Michael Bennett’s 1987 work is a supreme achievement when it comes to better understanding the early years of Henry VII’s reign, a period typically given short shrift by most historians. Considered by many to the be ultimate authority when it comes to the events of 1487, Bennett’s research is the most thorough and insightful that you will come across. Often passed over in favor of the later, more infamous Warbeck conspiracy, the rebellion and subsequent battle described in these pages put a definitive stop to the War of the Roses and ultimately determined the course of the nation in the years following.
Lambert Simnel, a 10-year old boy of uncertain origin or name (Lambert Simnel was most likely an alias) was groomed to impersonate first Richard, Duke of York (Edward IV’s son) but was later put forward as Edward, Earl of Warwick (Edward IV’s nephew). The Anglo-Irish politics of the era being what they were and with the strong financial backing of Edward IV’s sister, Margaret of Burgundy, disaffected Yorkists (even those who had pledged their loyalty to the Tudor regime), flocked to his banner, crowning the boy King Edward VI in Dublin in May. Led by the earl of Kildare, the earl of Lincoln (another nephew of Edward IV), and Viscount Lovell, the rebels amassed a large force of mercenaries and set out to invade England and put young Simnel on Henry VII’s throne. Banking on local support after landing in the northwest of England in June, the rebels moved with remarkable speed into the heart of the country.
What the Tudor regime knew and when they knew it will probably never be known. In fact, precisely how, when, and why events unfolded as they did remain unclear today. Many things remain mysterious: why the Earl of Warwick was impersonated (the only York prince still alive in the Tower at the time by most accounts) when the (most likely deceased) sons of Edward IV would have been a stronger symbol to attract additional support? Who was Lambert Simnel really and how was he groomed to be an impersonator? Although they were loyal Yorkists, why did the Irish fall so thoroughly for a contender with so few credentials? And when did the earl of Lincoln (the true heir to the house of York) join the rebellion and why did he do so when it would have made more sense for him, rather than Warwick, to succeed to the throne?
Facing the first real threat to his rule, however, Henry VII mobilized his forces and prepared to defend his throne. Meeting just south of Newark, the rebels met with the well organized mass of the royal army, a force over twice their size. The outcome of the battle and Henry’s course after the fact decided the country’s fate for the next few centuries.

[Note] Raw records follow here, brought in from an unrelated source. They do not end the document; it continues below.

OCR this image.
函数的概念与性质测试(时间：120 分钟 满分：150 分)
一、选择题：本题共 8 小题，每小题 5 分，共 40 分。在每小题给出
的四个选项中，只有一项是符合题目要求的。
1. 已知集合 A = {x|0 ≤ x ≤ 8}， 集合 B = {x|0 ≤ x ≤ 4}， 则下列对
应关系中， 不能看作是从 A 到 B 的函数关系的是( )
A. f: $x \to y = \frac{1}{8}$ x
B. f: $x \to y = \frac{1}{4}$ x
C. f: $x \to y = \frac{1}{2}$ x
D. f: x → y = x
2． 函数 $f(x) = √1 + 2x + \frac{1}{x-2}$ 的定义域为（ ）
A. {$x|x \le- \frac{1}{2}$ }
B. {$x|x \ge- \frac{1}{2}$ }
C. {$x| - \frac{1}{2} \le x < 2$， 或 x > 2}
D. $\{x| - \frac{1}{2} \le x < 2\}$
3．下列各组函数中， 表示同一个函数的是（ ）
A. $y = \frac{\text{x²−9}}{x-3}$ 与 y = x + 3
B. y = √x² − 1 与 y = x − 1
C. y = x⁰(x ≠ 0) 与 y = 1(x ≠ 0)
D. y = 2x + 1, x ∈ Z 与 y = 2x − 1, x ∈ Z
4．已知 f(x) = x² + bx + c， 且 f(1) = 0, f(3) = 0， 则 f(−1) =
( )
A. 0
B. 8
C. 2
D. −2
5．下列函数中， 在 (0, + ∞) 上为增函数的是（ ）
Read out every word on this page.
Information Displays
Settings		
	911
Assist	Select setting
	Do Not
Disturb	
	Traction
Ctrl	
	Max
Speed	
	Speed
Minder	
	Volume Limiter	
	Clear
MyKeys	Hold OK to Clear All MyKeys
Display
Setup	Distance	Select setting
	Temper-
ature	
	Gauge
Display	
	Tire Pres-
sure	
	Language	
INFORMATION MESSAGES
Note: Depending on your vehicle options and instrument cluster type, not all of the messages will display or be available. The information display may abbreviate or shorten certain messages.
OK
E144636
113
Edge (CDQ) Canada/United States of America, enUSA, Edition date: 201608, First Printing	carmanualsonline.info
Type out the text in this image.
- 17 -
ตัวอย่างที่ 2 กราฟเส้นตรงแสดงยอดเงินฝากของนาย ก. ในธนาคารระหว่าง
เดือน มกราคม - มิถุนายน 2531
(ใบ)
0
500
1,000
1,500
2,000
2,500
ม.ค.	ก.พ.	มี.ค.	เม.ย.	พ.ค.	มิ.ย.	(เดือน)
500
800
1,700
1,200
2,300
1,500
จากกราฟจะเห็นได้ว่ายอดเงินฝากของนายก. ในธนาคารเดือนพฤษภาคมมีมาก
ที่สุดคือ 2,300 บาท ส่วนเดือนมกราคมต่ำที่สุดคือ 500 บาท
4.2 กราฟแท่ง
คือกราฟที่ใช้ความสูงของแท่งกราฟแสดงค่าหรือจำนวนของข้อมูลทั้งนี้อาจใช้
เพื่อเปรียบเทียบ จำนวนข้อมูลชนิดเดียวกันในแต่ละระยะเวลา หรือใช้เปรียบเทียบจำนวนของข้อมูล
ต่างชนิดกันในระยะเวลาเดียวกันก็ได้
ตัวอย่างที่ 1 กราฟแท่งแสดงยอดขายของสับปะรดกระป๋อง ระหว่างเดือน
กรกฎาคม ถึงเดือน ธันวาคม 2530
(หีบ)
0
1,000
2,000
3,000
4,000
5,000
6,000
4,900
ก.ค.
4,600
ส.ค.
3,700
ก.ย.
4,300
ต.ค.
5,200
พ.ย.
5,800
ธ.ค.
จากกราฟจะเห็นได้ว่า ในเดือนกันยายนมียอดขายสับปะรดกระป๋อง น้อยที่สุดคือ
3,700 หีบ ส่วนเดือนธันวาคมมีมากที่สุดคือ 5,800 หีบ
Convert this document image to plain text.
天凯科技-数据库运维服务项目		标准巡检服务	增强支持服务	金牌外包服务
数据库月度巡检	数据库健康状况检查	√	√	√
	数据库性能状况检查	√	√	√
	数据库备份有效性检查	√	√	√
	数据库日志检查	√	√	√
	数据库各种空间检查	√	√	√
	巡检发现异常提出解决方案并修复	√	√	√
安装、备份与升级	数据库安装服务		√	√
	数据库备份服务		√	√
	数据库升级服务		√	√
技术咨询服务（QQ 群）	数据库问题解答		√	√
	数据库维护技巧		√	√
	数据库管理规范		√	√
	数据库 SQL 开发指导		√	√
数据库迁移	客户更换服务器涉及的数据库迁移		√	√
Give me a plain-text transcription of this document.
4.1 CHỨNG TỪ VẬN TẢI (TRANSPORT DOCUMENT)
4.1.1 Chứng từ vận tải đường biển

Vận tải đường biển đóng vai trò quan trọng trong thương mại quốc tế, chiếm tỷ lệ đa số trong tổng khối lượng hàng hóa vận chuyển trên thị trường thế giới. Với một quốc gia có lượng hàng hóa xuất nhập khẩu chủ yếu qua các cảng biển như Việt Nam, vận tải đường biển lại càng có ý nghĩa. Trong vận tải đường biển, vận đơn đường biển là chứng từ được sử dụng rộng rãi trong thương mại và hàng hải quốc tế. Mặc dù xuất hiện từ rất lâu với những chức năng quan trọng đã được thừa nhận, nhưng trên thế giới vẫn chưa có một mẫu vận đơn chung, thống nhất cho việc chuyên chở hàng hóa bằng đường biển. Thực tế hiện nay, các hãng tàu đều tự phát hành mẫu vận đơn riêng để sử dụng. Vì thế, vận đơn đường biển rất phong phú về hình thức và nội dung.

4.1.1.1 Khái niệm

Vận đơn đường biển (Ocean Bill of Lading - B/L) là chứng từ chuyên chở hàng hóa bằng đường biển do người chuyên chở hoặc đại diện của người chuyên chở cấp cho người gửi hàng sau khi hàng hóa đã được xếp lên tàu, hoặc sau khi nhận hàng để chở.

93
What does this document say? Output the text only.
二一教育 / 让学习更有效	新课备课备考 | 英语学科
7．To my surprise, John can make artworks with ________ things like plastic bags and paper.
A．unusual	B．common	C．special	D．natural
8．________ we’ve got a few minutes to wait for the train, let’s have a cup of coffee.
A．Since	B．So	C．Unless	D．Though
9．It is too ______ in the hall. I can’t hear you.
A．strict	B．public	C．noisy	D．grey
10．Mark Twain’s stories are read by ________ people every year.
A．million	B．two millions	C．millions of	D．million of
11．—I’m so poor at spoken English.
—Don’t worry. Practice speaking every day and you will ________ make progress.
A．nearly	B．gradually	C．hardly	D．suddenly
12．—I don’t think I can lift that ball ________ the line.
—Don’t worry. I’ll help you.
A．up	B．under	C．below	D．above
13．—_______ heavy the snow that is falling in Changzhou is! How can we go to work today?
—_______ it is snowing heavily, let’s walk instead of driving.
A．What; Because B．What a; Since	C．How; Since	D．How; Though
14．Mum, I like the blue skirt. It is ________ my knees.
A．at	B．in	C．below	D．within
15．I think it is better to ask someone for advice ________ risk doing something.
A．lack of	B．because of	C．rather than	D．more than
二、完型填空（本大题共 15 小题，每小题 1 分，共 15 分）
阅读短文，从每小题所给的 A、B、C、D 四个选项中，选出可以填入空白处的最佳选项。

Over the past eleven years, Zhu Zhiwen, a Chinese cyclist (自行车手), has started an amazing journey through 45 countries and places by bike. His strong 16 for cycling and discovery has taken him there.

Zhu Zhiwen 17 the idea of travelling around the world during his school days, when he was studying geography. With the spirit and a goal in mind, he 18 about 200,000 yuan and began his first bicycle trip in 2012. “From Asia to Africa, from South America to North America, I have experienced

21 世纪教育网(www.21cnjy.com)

Meticulously researched, no where else can this level of detail be found about the Simnel rebellion of 1487. Bennett provides clear evidence as to why this “lesser” rebellion was the key turning point in the king’s reign and how much this rebellion shaped not only Henry VII’s reign and the whole Tudor dynasty, but also the country’s focus as it changed from civil war to a more lawful existence at home and a more powerful position abroad.